Humoral and Mucosal Protective Immune Responses Induced by Live Δlgt Vaccination. (A–D) Levels of Sp-specific serum IgM (A), serum IgG (B), and BALF IgA (C) and ratios of serum IgG subclasses (D) determined 10 days after second immunization in mice (n = 5 per group) i.n. immunized twice with killed Δlgt or live Δlgt at 14-day intervals.
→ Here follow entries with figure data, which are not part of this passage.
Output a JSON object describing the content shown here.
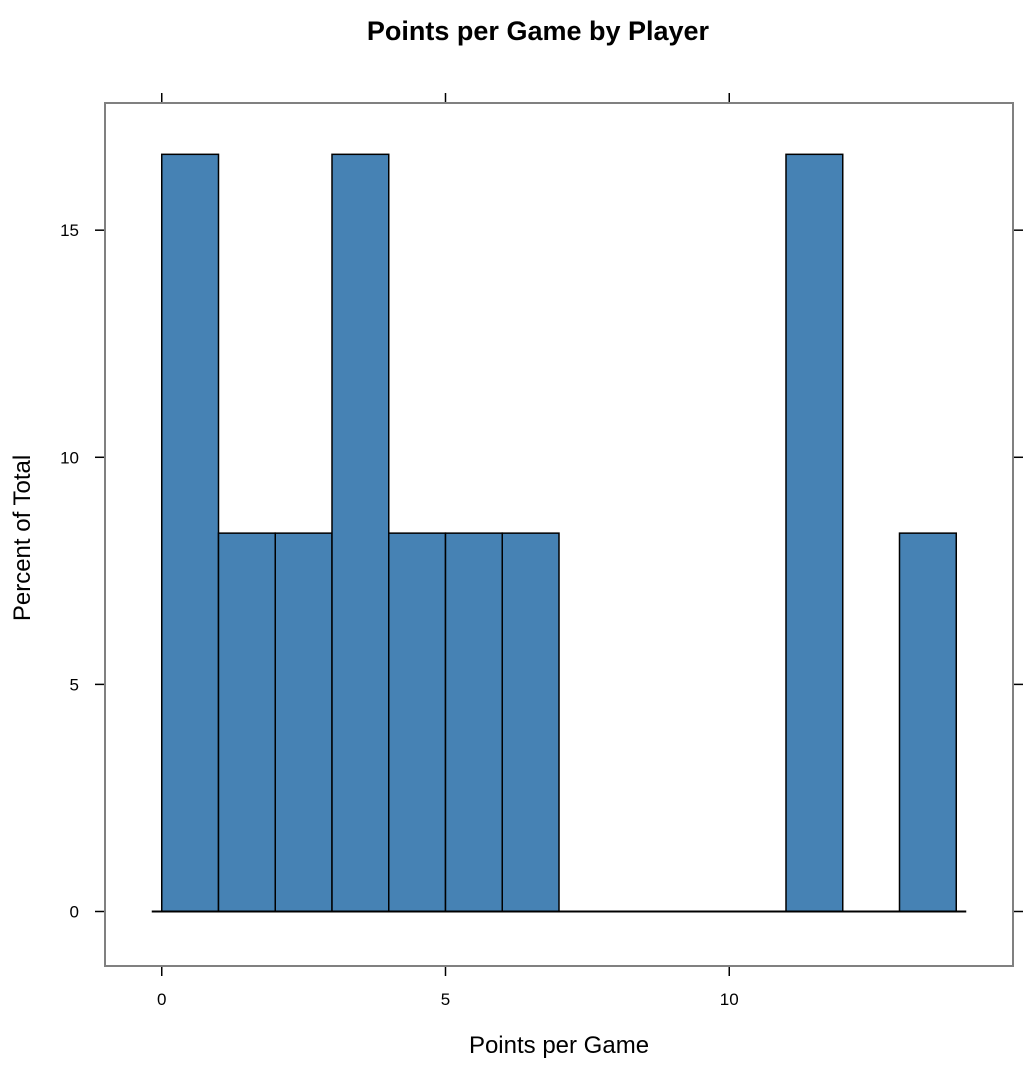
{
  "chart_data": {
    "type": "bar",
    "title": "Points per Game by Player",
    "xlabel": "Points per Game",
    "ylabel": "Percent of Total",
    "xlim": [
      -1,
      15
    ],
    "ylim": [
      -1.2,
      17.8
    ],
    "x_ticks": [
      0,
      5,
      10
    ],
    "y_ticks": [
      0,
      5,
      10,
      15
    ],
    "bins": [
      {
        "start": 0,
        "end": 1,
        "value": 16.67
      },
      {
        "start": 1,
        "end": 2,
        "value": 8.33
      },
      {
        "start": 2,
        "end": 3,
        "value": 8.33
      },
      {
        "start": 3,
        "end": 4,
        "value": 16.67
      },
      {
        "start": 4,
        "end": 5,
        "value": 8.33
      },
      {
        "start": 5,
        "end": 6,
        "value": 8.33
      },
      {
        "start": 6,
        "end": 7,
        "value": 8.33
      },
      {
        "start": 7,
        "end": 8,
        "value": 0
      },
      {
        "start": 8,
        "end": 9,
        "value": 0
      },
      {
        "start": 9,
        "end": 10,
        "value": 0
      },
      {
        "start": 10,
        "end": 11,
        "value": 0
      },
      {
        "start": 11,
        "end": 12,
        "value": 16.67
      },
      {
        "start": 12,
        "end": 13,
        "value": 0
      },
      {
        "start": 13,
        "end": 14,
        "value": 8.33
      }
    ],
    "bar_color": "#4682B4",
    "bar_edge_color": "#000000",
    "panel_border_color": "#808080",
    "grid": false,
    "legend": "none"
  }
}
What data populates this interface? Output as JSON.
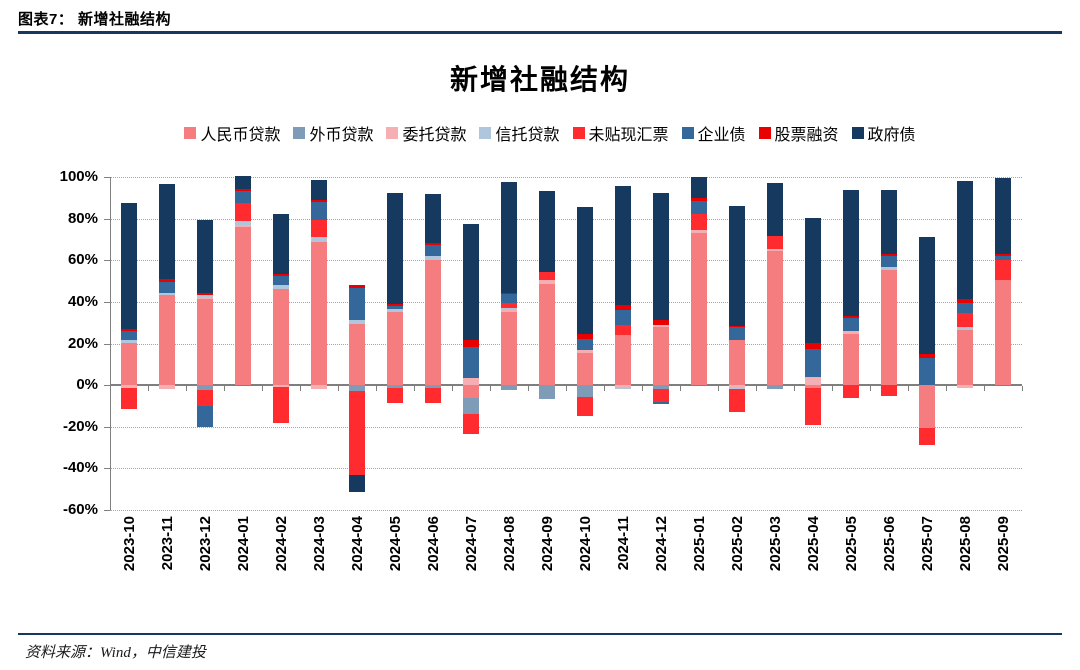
{
  "page": {
    "header_title": "图表7： 新增社融结构",
    "footer_source": "资料来源：Wind，中信建投"
  },
  "chart": {
    "title": "新增社融结构"
  },
  "colors": {
    "rule": "#17375E",
    "gridline": "#A6A6A6",
    "zero_line": "#7F7F7F"
  },
  "chart_data": {
    "type": "bar",
    "stacked": true,
    "title": "新增社融结构",
    "xlabel": "",
    "ylabel": "",
    "ylim": [
      -60,
      100
    ],
    "ytick_step": 20,
    "ytick_labels": [
      "100%",
      "80%",
      "60%",
      "40%",
      "20%",
      "0%",
      "-20%",
      "-40%",
      "-60%"
    ],
    "grid": true,
    "legend_position": "top",
    "unit": "percent",
    "categories": [
      "2023-10",
      "2023-11",
      "2023-12",
      "2024-01",
      "2024-02",
      "2024-03",
      "2024-04",
      "2024-05",
      "2024-06",
      "2024-07",
      "2024-08",
      "2024-09",
      "2024-10",
      "2024-11",
      "2024-12",
      "2025-01",
      "2025-02",
      "2025-03",
      "2025-04",
      "2025-05",
      "2025-06",
      "2025-07",
      "2025-08",
      "2025-09"
    ],
    "series": [
      {
        "name": "人民币贷款",
        "color": "#F57D7F",
        "values": [
          20.3,
          43.2,
          41.6,
          76.0,
          46.4,
          68.8,
          29.3,
          35.2,
          60.3,
          -6.4,
          35.2,
          48.8,
          15.5,
          24.0,
          28.0,
          73.1,
          21.9,
          64.3,
          -1.6,
          24.5,
          55.2,
          -20.8,
          26.4,
          50.7
        ]
      },
      {
        "name": "外币贷款",
        "color": "#7E9BB7",
        "values": [
          0,
          0,
          -2.5,
          0,
          0,
          0,
          -2.7,
          -1.6,
          -1.6,
          -7.5,
          -2.4,
          -6.9,
          -5.6,
          0,
          -2.0,
          0,
          0,
          -2.0,
          0,
          0,
          0,
          0,
          0,
          0
        ]
      },
      {
        "name": "委托贷款",
        "color": "#F5AEB1",
        "values": [
          -1.5,
          -2.0,
          0.8,
          1.0,
          -0.8,
          -2.0,
          0,
          0,
          0,
          3.5,
          1.0,
          1.5,
          1.2,
          -1.0,
          1.0,
          1.2,
          -1.0,
          1.0,
          3.5,
          1.4,
          0,
          0,
          -1.5,
          0
        ]
      },
      {
        "name": "信托贷款",
        "color": "#AFC6DD",
        "values": [
          1.3,
          1.0,
          0.8,
          2.0,
          1.6,
          2.4,
          2.0,
          1.6,
          1.6,
          0,
          1.0,
          0,
          0,
          -1.0,
          0,
          0,
          -1.0,
          0,
          0.5,
          0,
          1.6,
          0,
          1.6,
          0
        ]
      },
      {
        "name": "未贴现汇票",
        "color": "#FF2B2E",
        "values": [
          -10.0,
          0,
          -7.5,
          8.3,
          -17.6,
          8.0,
          -40.5,
          -7.2,
          -7.2,
          -9.6,
          2.2,
          4.0,
          -9.3,
          4.8,
          -6.0,
          7.7,
          -10.9,
          6.2,
          -17.6,
          -6.0,
          -5.0,
          -8.0,
          6.7,
          9.6
        ]
      },
      {
        "name": "企业债",
        "color": "#35689A",
        "values": [
          4.2,
          5.3,
          -10.0,
          5.8,
          4.5,
          8.8,
          15.2,
          1.0,
          5.3,
          14.9,
          4.2,
          0,
          5.6,
          7.2,
          -1.2,
          6.7,
          5.8,
          0,
          13.3,
          6.2,
          5.4,
          12.8,
          4.8,
          1.6
        ]
      },
      {
        "name": "股票融资",
        "color": "#E90001",
        "values": [
          1.0,
          1.6,
          1.1,
          1.0,
          1.1,
          1.1,
          1.7,
          1.1,
          1.1,
          3.5,
          0.8,
          0,
          2.4,
          2.4,
          2.4,
          1.3,
          0.8,
          0,
          2.9,
          1.0,
          1.0,
          2.0,
          2.0,
          1.0
        ]
      },
      {
        "name": "政府债",
        "color": "#16395F",
        "values": [
          60.8,
          45.6,
          35.2,
          6.5,
          28.8,
          9.3,
          -8.2,
          53.3,
          23.4,
          55.5,
          53.4,
          38.9,
          60.8,
          57.3,
          60.8,
          10.2,
          57.4,
          25.6,
          60.0,
          60.8,
          30.7,
          56.3,
          56.8,
          36.8
        ]
      }
    ]
  }
}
Data in (A–C) indicate mean values ± S.D. n.s.; not significant, ^*P < 0.05, ^**P < 0.01, and ^***P < 0.001 compared to PBS-inoculated controls. (E) Survival of mice (n = 5 per group) i.n. immunized twice with killed Δlgt or live Δlgt at 14-day intervals, followed by intraperitoneal (i.p.) challenge with 10⁷ CFU of wild-type TIGR4. ^*P < 0.05 and ^***P < 0.001 compared to control groups immunized with PBS. ^#P < 0.05 compared to the live Δlgt-vaccinated group.

Figure 4

Cross-reactive antibody production following immunization with TIGR4Δlgt. Serum levels of IgM and IgG reactive to serotypes 2 (D39; A), 3 (wu2; B), 6B (C), 9V (D), 19F (E), and 23F (F) and serum levels of LytA-, PspA-, and cell wall PS-specific IgG (G,H) were determined at 10 days after the second immunization in mice (n = 5 per group) i.n. immunized twice with Δlgt (10⁶ CFU) at 14-day intervals. ^*P < 0.05, ^**P < 0.01 and ^***P < 0.001 compared with control groups immunized with PBS.

Figure 5

Serotype-independent protection conferred by TIGR4Δlgt vaccination. (A,B) Survival of mice (n = 5) i.n. immunized with Δlgt (10⁶ CFU) twice at 14-day intervals, followed by i.n. challenge with 10⁸ CFU of wu2 (A) or D39 (B) strains. (C–H) Pneumococcal numbers counted within serially diluted nasal washes (C,F), lung tissue homogenates (D,G), and blood (E,H) from Δlgt (10⁶ CFU)-immunized mice challenged with wu2 (C–E) or D39 (F–H). ^*P < 0.05 and ^***P < 0.001 compared to the control group immunized with PBS.